Posted November 21, 2019 5:21 p.m. EST
Updated November 23, 2019 4:46 p.m. EST

— At Chatham Central High School, Aedrin Albright teaches civics to 10th grade students, educating them about the impeachment process and the role political parties have within the process.

Albright has been including impeachments into her curriculum ever since she started teaching civics, 18 years ago, and says it just happens to relate more today with it being a current event.

“To me, this is the most important class they have in their high school career,” said Albright.

“I do believe that it is imperative that they have this class and learn as much as they can about government and the rights and responsibilities they have as citizens of this country,” Albright said.

When elections take place, she teaches the same way, focusing on the election process. She takes the current event and dives into it for her students to understand.

“We should have our own opinions so in the future we can be ready to vote. Everyone’s opinion, no matter how small, affects everyone when they vote,” said Francisco Morales.

In some high schools, civics and government would be a 12th grade class, but in Chatham County it’s a 10th grade class.

Albright hopes she gives her students a better understanding of what’s happening on the news and what they see on social media.

“It is very important for young people to go ahead and be informed of their civic responsibilities, their civic duties, and understand how the government works,” she said.

This is the first and only rural high school to be a demonstration school for AVID – that’s an acronym that stands for Advancement Via Individual Determination – and Albright’s students work in groups and go through stations that include a lot of discussions and writing.

Chatham County students learn about impeachment process

“I enjoy the collaborations in our groups,” said Collin Laggaor.

“We get to talk about real situations in life and describe the process of impeachment and how it works and starts. After taking this class, I will see both sides before I see mine and only mine,” said Laggaor.

During a 90minute class period, the students work in groups to understand the impeachment process by reading the Constitution, watching clips of President Donald Trump’s impeachment hearings, gather information from past impeachment hearings and put pieces of puzzles together to decide if they think Trump should be impeached or not.

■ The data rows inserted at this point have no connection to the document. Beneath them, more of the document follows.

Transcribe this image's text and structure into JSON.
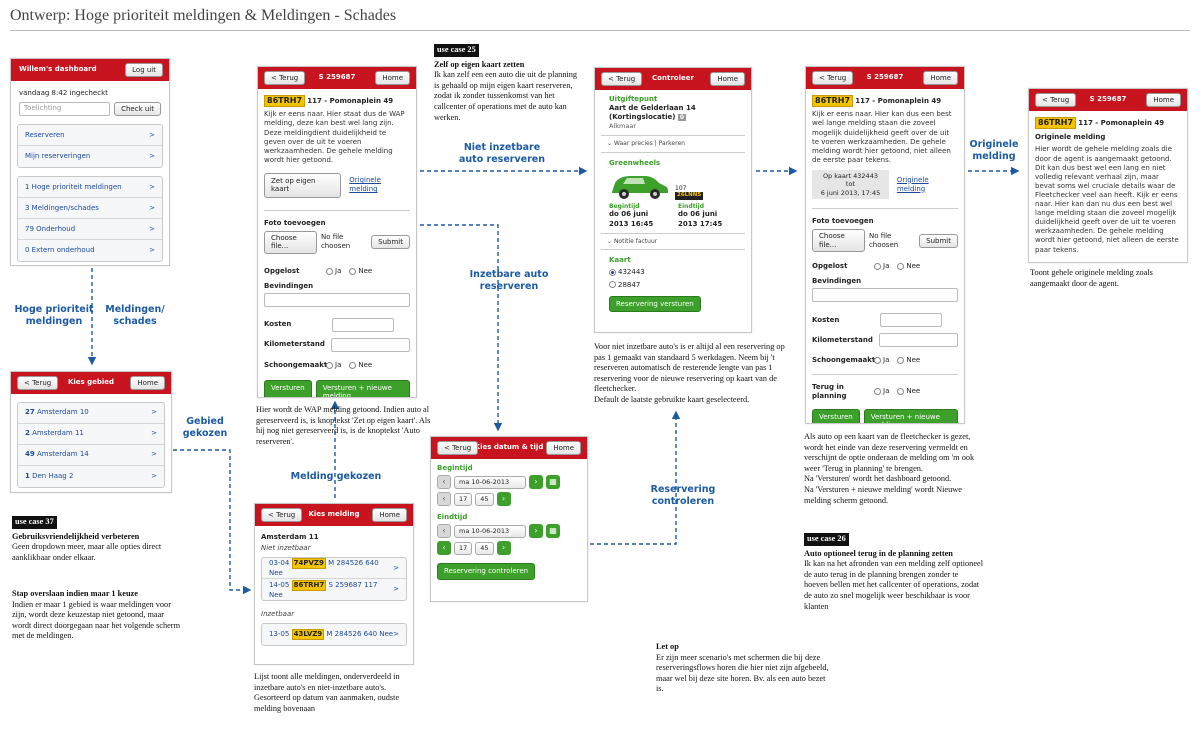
{
  "title": "Ontwerp: Hoge prioriteit meldingen & Meldingen - Schades",
  "common": {
    "back": "< Terug",
    "home": "Home",
    "arrow": ">",
    "ja": "Ja",
    "nee": "Nee",
    "choose_file": "Choose file...",
    "no_file": "No file choosen",
    "submit": "Submit",
    "versturen": "Versturen",
    "versturen_nieuw": "Versturen + nieuwe melding",
    "original_link": "Originele melding",
    "foto": "Foto toevoegen",
    "opgelost": "Opgelost",
    "bevindingen": "Bevindingen",
    "kosten": "Kosten",
    "km": "Kilometerstand",
    "schoon": "Schoongemaakt"
  },
  "dashboard": {
    "title": "Willem's dashboard",
    "logout": "Log uit",
    "checked_in": "vandaag 8:42 ingecheckt",
    "explain_placeholder": "Toelichting",
    "checkout": "Check uit",
    "items1": [
      "Reserveren",
      "Mijn reserveringen"
    ],
    "items2": [
      "1 Hoge prioriteit meldingen",
      "3 Meldingen/schades",
      "79 Onderhoud",
      "0 Extern onderhoud"
    ]
  },
  "gebied": {
    "title": "Kies gebied",
    "items": [
      {
        "num": "27",
        "name": "Amsterdam 10"
      },
      {
        "num": "2",
        "name": "Amsterdam 11"
      },
      {
        "num": "49",
        "name": "Amsterdam 14"
      },
      {
        "num": "1",
        "name": "Den Haag 2"
      }
    ]
  },
  "melding_list": {
    "title": "Kies melding",
    "area": "Amsterdam 11",
    "sec1": "Niet inzetbaar",
    "sec2": "Inzetbaar",
    "rows1": [
      {
        "date": "03-04",
        "plate": "74PVZ9",
        "code": "M 284526",
        "km": "640",
        "st": "Nee"
      },
      {
        "date": "14-05",
        "plate": "86TRH7",
        "code": "S 259687",
        "km": "117",
        "st": "Nee"
      }
    ],
    "rows2": [
      {
        "date": "13-05",
        "plate": "43LVZ9",
        "code": "M 284526",
        "km": "640",
        "st": "Nee"
      }
    ]
  },
  "detail": {
    "code": "S 259687",
    "plate": "86TRH7",
    "address": "117 - Pomonaplein 49",
    "desc": "Kijk er eens naar. Hier staat dus de WAP melding, deze kan best wel lang zijn. Deze meldingdient duidelijkheid te geven  over de uit te voeren werkzaamheden. De gehele melding wordt hier getoond.",
    "zet_button": "Zet op eigen kaart"
  },
  "datum": {
    "title": "Kies datum & tijd",
    "begin": "Begintijd",
    "eind": "Eindtijd",
    "date": "ma 10-06-2013",
    "hour": "17",
    "min": "45",
    "cal_icon": "calendar-icon",
    "control": "Reservering controleren"
  },
  "controleer": {
    "title": "Controleer",
    "uitgifte": "Uitgiftepunt",
    "loc_name": "Aart de Gelderlaan 14 (Kortingslocatie)",
    "loc_badge": "0",
    "city": "Alkmaar",
    "waar": "Waar precies | Parkeren",
    "brand": "Greenwheels",
    "car_num": "107",
    "car_plate": "26LNN5",
    "begin_lbl": "Begintijd",
    "begin_val": "do 06 juni 2013 16:45",
    "eind_lbl": "Eindtijd",
    "eind_val": "do 06 juni 2013 17:45",
    "notitie": "Notitie factuur",
    "kaart": "Kaart",
    "kaart1": "432443",
    "kaart2": "28847",
    "verstuur": "Reservering versturen"
  },
  "detail2": {
    "code": "S 259687",
    "plate": "86TRH7",
    "address": "117 - Pomonaplein 49",
    "desc": "Kijk er eens naar. Hier kan dus een best wel lange melding staan die zoveel mogelijk duidelijkheid geeft over de uit te voeren werkzaamheden. De gehele melding wordt hier getoond, niet alleen de eerste paar tekens.",
    "box1": "Op kaart 432443 tot",
    "box2": "6 juni 2013, 17:45",
    "planning": "Terug in planning"
  },
  "original": {
    "code": "S 259687",
    "plate": "86TRH7",
    "address": "117 - Pomonaplein 49",
    "heading": "Originele melding",
    "text": "Hier wordt de gehele melding zoals die door de agent is aangemaakt getoond. Dit kan dus best wel een lang en niet volledig relevant verhaal zijn, maar bevat soms wel cruciale details waar de Fleetchecker veel aan heeft. Kijk er eens naar. Hier kan dan nu dus een best wel lange melding staan die zoveel mogelijk duidelijkheid geeft over de uit te voeren werkzaamheden. De gehele melding wordt hier getoond, niet alleen de eerste paar tekens."
  },
  "labels": {
    "hoge": "Hoge prioriteit meldingen",
    "meldingen": "Meldingen/ schades",
    "gebied": "Gebied gekozen",
    "melding_gekozen": "Melding gekozen",
    "niet_inzet": "Niet inzetbare auto reserveren",
    "inzet": "Inzetbare auto reserveren",
    "reservering": "Reservering controleren",
    "originele": "Originele melding"
  },
  "notes": {
    "uc37_tag": "use case 37",
    "uc37_head": "Gebruiksvriendelijkheid verbeteren",
    "uc37_body": "Geen dropdown meer, maar alle opties direct aanklikbaar onder elkaar.",
    "stap_head": "Stap overslaan indien maar 1 keuze",
    "stap_body": "Indien er maar 1 gebied is waar meldingen voor zijn, wordt deze keuzestap niet getoond, maar wordt direct doorgegaan naar het volgende scherm met de meldingen.",
    "wap_note": "Hier wordt de WAP melding getoond. Indien auto al gereserveerd is, is knoptekst 'Zet op eigen kaart'. Als hij nog niet gereserveerd is, is de knoptekst 'Auto reserveren'.",
    "lijst_note": "Lijst toont alle meldingen, onderverdeeld in inzetbare auto's en niet-inzetbare auto's. Gesorteerd op datum van aanmaken, oudste melding bovenaan",
    "uc25_tag": "use case 25",
    "uc25_head": "Zelf op eigen kaart zetten",
    "uc25_body": "Ik kan zelf een een auto die uit de planning is gehaald op mijn eigen kaart reserveren, zodat ik zonder tussenkomst van het callcenter of operations met de auto kan werken.",
    "voor_note": "Voor niet inzetbare auto's is er altijd al een reservering op pas 1 gemaakt van standaard 5 werkdagen. Neem bij 't reserveren automatisch de resterende lengte van pas 1 reservering voor de nieuwe reservering op kaart van de fleetchecker.",
    "default_note": "Default de laatste gebruikte kaart geselecteerd.",
    "als_note": "Als auto op een kaart van de fleetchecker is gezet, wordt het einde van deze reservering vermeldt en verschijnt de optie onderaan de melding om 'm ook weer 'Terug in planning' te brengen.",
    "na1": "Na 'Versturen' wordt het dashboard getoond.",
    "na2": "Na 'Versturen + nieuwe melding' wordt Nieuwe melding scherm getoond.",
    "uc26_tag": "use case 26",
    "uc26_head": "Auto optioneel terug in de planning zetten",
    "uc26_body": "Ik kan na het afronden van een melding zelf optioneel de auto terug in de planning brengen zonder te hoeven bellen met het callcenter of operations, zodat de auto zo snel mogelijk weer beschikbaar is voor klanten",
    "let_head": "Let op",
    "let_body": "Er zijn meer scenario's met schermen die bij deze reserveringsflows horen die hier niet zijn afgebeeld, maar wel bij deze site horen. Bv. als een auto bezet is.",
    "toont_note": "Toont gehele originele melding zoals aangemaakt door de agent."
  },
  "colors": {
    "header_red": "#c8141e",
    "button_green": "#3da02a",
    "plate_yellow": "#f3c300",
    "flow_blue": "#1b5aa5"
  }
}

Based on what the students come up with, they reason with their classmates and try to persuade others to their point of view.

“I enjoy the debates and seeing the different points of views. It stops us from being biased because we see from each other’s side,” said Makizah Cotton.

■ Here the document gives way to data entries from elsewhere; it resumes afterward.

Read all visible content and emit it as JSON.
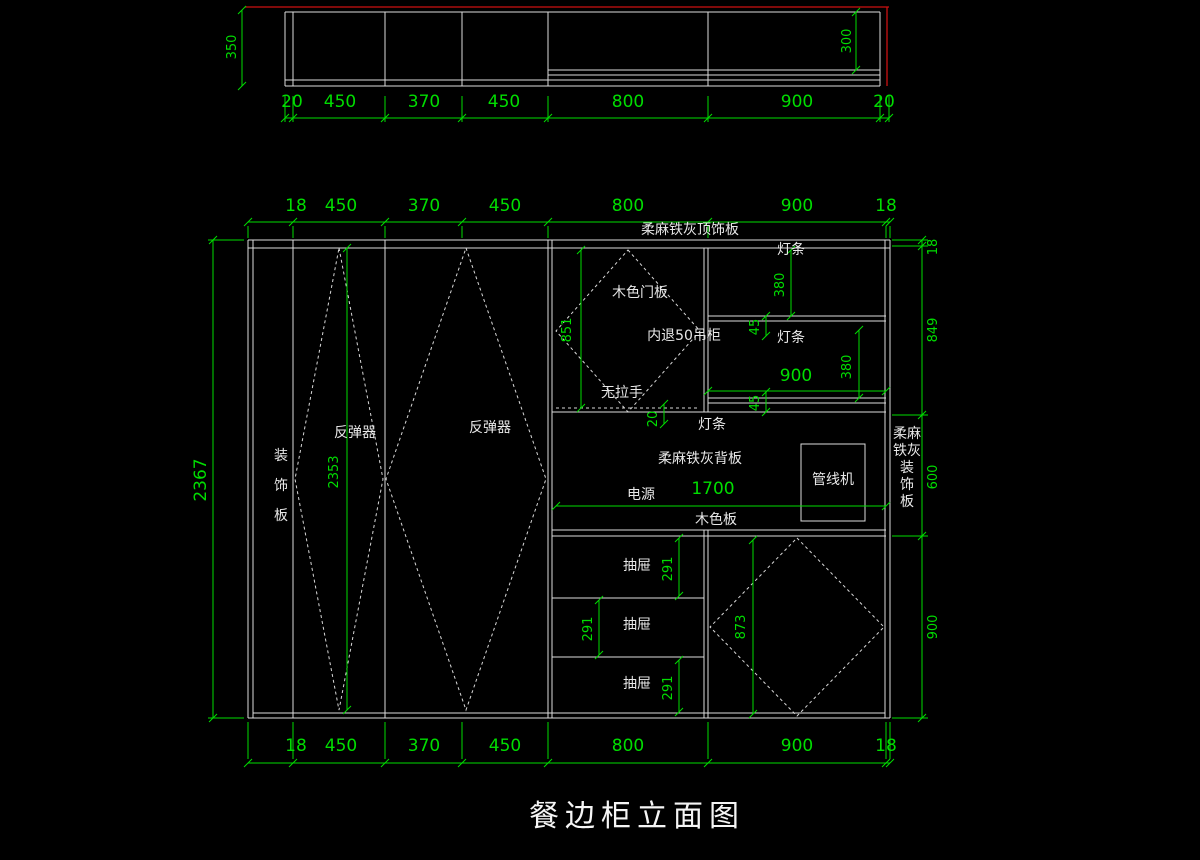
{
  "title": "餐边柜立面图",
  "colors": {
    "dimension": "#00dd00",
    "line": "#dcdcdc",
    "boundary": "#cc1111",
    "background": "#000000"
  },
  "plan": {
    "depth_total": "350",
    "depth_inner": "300",
    "dims": [
      "20",
      "450",
      "370",
      "450",
      "800",
      "900",
      "20"
    ]
  },
  "elev": {
    "top_dims": [
      "18",
      "450",
      "370",
      "450",
      "800",
      "900",
      "18"
    ],
    "bottom_dims": [
      "18",
      "450",
      "370",
      "450",
      "800",
      "900",
      "18"
    ],
    "height_total": "2367",
    "height_door": "2353",
    "right_dims": [
      "18",
      "849",
      "600",
      "900"
    ],
    "upper": {
      "top_board": "柔麻铁灰顶饰板",
      "lamp1": "灯条",
      "lamp2": "灯条",
      "lamp3": "灯条",
      "dim_380a": "380",
      "dim_380b": "380",
      "dim_45a": "45",
      "dim_45b": "45",
      "dim_900": "900",
      "dim_851": "851",
      "dim_20": "20",
      "door_label": "木色门板",
      "inset_label": "内退50吊柜",
      "no_handle": "无拉手"
    },
    "left": {
      "decor_chars": [
        "装",
        "饰",
        "板"
      ],
      "rebound1": "反弹器",
      "rebound2": "反弹器"
    },
    "middle": {
      "back_board": "柔麻铁灰背板",
      "power": "电源",
      "dim_1700": "1700",
      "wood_board": "木色板",
      "pipe_machine": "管线机"
    },
    "right_label_lines": [
      "柔麻",
      "铁灰",
      "装",
      "饰",
      "板"
    ],
    "bottom": {
      "drawer1": "抽屉",
      "drawer2": "抽屉",
      "drawer3": "抽屉",
      "dim_291a": "291",
      "dim_291b": "291",
      "dim_291c": "291",
      "dim_873": "873"
    }
  }
}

Albright held debates in the class to get students to understand how an impeachment process happens from start to finish.

“I gave them four articles – two in favor of impeachment and two not in favor of impeachment. They used these sources to discuss whether or not [Trump] should be impeached. There were three originally for the impeachment, about 10 in the middle, and the rest of them, which was the majority of the class, was for no impeachment.”

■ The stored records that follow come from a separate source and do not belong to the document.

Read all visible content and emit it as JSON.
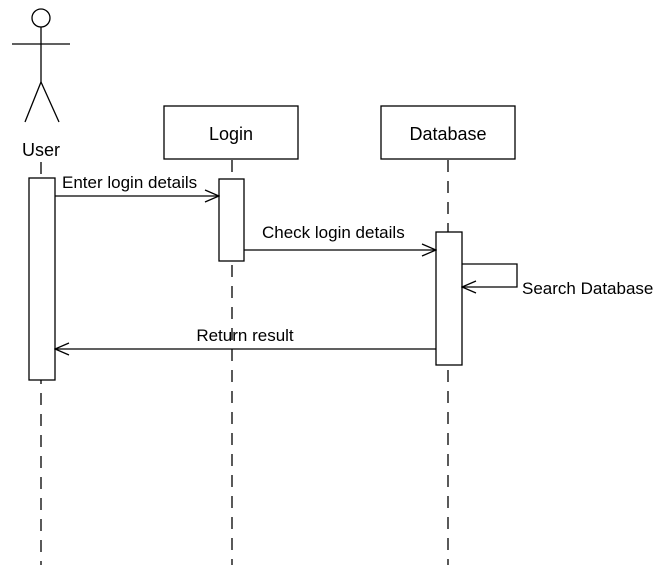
{
  "diagram": {
    "type": "sequence",
    "participants": {
      "user": "User",
      "login": "Login",
      "database": "Database"
    },
    "messages": {
      "enter_login": "Enter login details",
      "check_login": "Check login details",
      "search_db": "Search Database",
      "return_result": "Return result"
    }
  }
}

Within all the group work, they remain civil and respectful while trying to reason and come to a conclusion of whether they are for impeachment or against it.

“Mrs. Albright is just like another mother to me. She gets us, and she understands what we don’t know and tries to teach us by that. She really cares about us learning about the impeachment process and everything,” said Carleigh Gentry.

“We’re the next generation, and we have to know these things because soon, we’re going to be the new history, and we need to make sure that we do things right,” said Gentry.

Albright wants all of her students to have knowledge about the government, know how a president gets voted into office, the checks and balances, and the rule of law when they leave this class.

“The biggest takeaway is learning to be civil with your discussions, learning to be passionate at the same time about your views and opinions, and also learning about the government," Albright said.